In principle, we could use the iris dataset (or one of the other datasets bundled with scikit-learn) for many of the examples we'll work through. But the iris dataset has some limitations—most notably, it's fairly small (only 150 rows and 4 features), and has nothing to do with neuroscience or psychology.

Instead, we'll use data that should be of interest to psychologists and many neuroscientists—namely, personality questionnaire data from [Johnson (2014)](http://www.personal.psu.edu/faculty/j/5/j5j/papers/JRP2014.pdf). The dataset consists of internet-based responses from over 300,000 people to a 300-item personality questionnaire—the IPIP representation of the NEO-PI-R. The NEO-PI-R is one of the most widely used measures of the Big Five. You've probably heard of the Big Five at least indirectly even if you're not a personality psychologist. If you've ever heard someone mumble something like "no I don't want to go out right now; don't you know I'm an introvert?", you're in the right ballpark.
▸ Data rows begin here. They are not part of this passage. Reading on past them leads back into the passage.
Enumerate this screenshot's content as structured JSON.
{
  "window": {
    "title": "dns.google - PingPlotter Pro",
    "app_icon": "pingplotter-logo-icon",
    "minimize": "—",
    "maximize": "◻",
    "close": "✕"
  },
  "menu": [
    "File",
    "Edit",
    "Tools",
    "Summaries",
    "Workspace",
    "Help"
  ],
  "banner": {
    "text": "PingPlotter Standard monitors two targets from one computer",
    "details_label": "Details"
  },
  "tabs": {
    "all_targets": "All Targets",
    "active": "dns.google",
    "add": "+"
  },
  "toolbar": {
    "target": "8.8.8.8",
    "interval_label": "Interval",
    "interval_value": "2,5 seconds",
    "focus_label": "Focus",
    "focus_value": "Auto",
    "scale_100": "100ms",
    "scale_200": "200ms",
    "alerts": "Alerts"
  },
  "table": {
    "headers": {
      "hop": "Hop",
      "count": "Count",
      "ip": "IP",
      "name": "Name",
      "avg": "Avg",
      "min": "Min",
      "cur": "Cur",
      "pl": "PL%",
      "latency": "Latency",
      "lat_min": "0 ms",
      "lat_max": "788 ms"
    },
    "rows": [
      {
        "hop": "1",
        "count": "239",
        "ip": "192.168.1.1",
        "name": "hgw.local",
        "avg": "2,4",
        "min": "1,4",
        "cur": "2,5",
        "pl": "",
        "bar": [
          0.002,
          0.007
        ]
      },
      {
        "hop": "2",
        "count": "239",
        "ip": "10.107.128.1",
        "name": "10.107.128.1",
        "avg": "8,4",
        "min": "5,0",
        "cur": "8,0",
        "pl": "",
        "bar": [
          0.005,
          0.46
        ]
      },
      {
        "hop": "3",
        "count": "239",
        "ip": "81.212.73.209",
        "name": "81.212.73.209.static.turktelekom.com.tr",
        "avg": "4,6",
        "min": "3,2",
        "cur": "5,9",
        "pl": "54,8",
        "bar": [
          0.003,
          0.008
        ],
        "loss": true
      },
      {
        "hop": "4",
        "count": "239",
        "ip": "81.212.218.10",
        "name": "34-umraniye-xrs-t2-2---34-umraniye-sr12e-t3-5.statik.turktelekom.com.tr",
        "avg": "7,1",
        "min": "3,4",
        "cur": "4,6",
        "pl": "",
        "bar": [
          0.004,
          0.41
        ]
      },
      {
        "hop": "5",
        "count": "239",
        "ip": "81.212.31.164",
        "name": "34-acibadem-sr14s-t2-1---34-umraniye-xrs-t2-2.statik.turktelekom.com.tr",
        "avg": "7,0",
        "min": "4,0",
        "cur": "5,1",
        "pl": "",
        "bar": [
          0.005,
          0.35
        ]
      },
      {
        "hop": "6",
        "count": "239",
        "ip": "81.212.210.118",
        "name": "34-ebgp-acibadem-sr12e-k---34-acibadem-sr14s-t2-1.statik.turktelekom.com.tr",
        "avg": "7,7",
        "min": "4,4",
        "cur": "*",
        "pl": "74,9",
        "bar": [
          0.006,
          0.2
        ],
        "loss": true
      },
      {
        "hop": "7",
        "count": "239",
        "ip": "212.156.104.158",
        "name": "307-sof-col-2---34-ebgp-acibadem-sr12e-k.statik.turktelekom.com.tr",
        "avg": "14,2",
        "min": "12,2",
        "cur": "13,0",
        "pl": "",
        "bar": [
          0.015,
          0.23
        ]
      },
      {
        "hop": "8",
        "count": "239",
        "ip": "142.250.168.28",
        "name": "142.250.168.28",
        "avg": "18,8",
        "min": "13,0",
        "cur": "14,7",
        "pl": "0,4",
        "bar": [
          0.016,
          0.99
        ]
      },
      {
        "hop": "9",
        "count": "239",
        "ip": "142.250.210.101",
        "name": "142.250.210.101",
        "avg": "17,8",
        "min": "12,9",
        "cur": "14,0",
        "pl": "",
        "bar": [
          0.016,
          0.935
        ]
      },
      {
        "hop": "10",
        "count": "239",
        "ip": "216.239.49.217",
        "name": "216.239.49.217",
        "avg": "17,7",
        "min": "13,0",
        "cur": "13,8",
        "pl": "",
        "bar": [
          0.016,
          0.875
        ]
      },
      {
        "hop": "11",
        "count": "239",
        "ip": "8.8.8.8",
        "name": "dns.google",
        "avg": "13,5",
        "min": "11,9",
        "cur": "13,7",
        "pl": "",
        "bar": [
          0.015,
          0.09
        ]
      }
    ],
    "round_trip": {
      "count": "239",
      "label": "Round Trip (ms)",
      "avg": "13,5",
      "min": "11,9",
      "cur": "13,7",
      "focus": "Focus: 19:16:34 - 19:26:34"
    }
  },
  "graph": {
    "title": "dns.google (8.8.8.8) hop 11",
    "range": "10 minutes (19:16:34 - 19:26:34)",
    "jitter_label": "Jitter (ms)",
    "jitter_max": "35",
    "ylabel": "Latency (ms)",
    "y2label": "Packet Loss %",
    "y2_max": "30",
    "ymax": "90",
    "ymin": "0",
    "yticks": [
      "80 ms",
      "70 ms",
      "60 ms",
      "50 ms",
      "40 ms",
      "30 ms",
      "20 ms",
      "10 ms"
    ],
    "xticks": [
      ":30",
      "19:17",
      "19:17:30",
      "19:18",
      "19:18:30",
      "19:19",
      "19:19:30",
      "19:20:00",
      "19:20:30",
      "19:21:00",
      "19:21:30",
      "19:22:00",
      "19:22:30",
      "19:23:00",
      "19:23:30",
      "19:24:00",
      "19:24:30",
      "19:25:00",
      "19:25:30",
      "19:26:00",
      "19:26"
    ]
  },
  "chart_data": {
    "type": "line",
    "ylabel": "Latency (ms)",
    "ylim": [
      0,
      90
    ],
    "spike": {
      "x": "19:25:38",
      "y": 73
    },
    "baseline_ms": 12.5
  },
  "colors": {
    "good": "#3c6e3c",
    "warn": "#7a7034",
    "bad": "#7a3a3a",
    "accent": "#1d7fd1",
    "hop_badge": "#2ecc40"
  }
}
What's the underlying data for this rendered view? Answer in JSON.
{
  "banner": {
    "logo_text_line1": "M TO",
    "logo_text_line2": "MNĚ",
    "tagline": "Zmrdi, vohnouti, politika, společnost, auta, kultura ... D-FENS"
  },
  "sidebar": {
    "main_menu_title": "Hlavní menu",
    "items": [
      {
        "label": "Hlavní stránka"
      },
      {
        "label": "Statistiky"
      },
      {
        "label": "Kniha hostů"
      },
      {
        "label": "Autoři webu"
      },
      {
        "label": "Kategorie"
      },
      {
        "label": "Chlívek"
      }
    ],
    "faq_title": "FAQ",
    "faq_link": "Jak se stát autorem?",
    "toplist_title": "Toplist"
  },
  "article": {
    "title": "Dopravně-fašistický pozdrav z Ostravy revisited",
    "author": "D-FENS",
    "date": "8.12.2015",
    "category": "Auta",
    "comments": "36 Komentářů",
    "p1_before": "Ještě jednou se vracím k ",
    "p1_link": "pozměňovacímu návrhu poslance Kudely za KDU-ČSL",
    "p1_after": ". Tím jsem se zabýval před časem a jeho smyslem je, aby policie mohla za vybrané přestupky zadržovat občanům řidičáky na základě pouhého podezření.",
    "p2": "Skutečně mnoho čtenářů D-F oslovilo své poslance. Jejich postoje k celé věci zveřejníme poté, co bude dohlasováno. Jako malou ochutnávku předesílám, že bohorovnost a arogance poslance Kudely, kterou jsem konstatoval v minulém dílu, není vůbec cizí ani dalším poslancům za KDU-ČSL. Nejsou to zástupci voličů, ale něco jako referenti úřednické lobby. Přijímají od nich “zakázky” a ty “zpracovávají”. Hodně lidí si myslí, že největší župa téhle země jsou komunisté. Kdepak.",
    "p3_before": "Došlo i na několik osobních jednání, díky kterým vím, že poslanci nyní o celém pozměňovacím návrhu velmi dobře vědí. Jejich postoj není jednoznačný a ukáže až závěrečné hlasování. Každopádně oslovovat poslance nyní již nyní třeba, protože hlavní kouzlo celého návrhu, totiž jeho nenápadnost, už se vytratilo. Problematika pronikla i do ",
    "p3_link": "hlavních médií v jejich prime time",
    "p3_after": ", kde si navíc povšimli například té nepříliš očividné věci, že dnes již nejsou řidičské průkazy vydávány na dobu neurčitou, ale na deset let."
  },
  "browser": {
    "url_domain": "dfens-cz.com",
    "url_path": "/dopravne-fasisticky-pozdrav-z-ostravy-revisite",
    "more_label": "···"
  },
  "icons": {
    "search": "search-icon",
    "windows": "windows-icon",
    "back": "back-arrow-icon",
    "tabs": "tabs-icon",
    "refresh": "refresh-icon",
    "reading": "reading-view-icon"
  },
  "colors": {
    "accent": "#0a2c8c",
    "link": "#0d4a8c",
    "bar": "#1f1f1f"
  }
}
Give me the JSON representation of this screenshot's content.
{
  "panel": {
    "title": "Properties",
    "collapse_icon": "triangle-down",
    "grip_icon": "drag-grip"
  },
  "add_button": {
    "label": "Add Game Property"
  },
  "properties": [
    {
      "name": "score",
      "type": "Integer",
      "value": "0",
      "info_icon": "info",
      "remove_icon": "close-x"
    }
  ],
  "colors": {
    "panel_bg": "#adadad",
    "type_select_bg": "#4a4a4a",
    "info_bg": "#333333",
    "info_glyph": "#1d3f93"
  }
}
If you've worked with any of the larger public neuroimaging datasets (e.g., the Human Connectome Project, UK BioBank, etc.), there's a good chance you've come across, and possibly even used, self-report data very much like this.

The citation for the data, in case you end up wanting to use it for anything else, is:

> Johnson, J. A. (2014). Measuring thirty facets of the five factor model with a 120-item public domain inventory: Development of the IPIP-NEO-120. Journal of Research in Personality, 51, 78-89.

The original data is available in SPSS format [here](https://osf.io/wxvth/files/). But because SPSS is evil, I've taken the small liberty of bundling this repo with a plaintext, tab-delimited version of the file. This will make our life much easier when reading the data in. I've also taken the somewhat bigger liberty of dropping all rows that contain at least one missing response. Normally, [listwise deletion](https://en.wikipedia.org/wiki/Listwise_deletion) isn't a great thing to do, but our goal here is to introduce core machine learning principles, not to draw generalizable inferences about personality. So we're going to opt for expediency.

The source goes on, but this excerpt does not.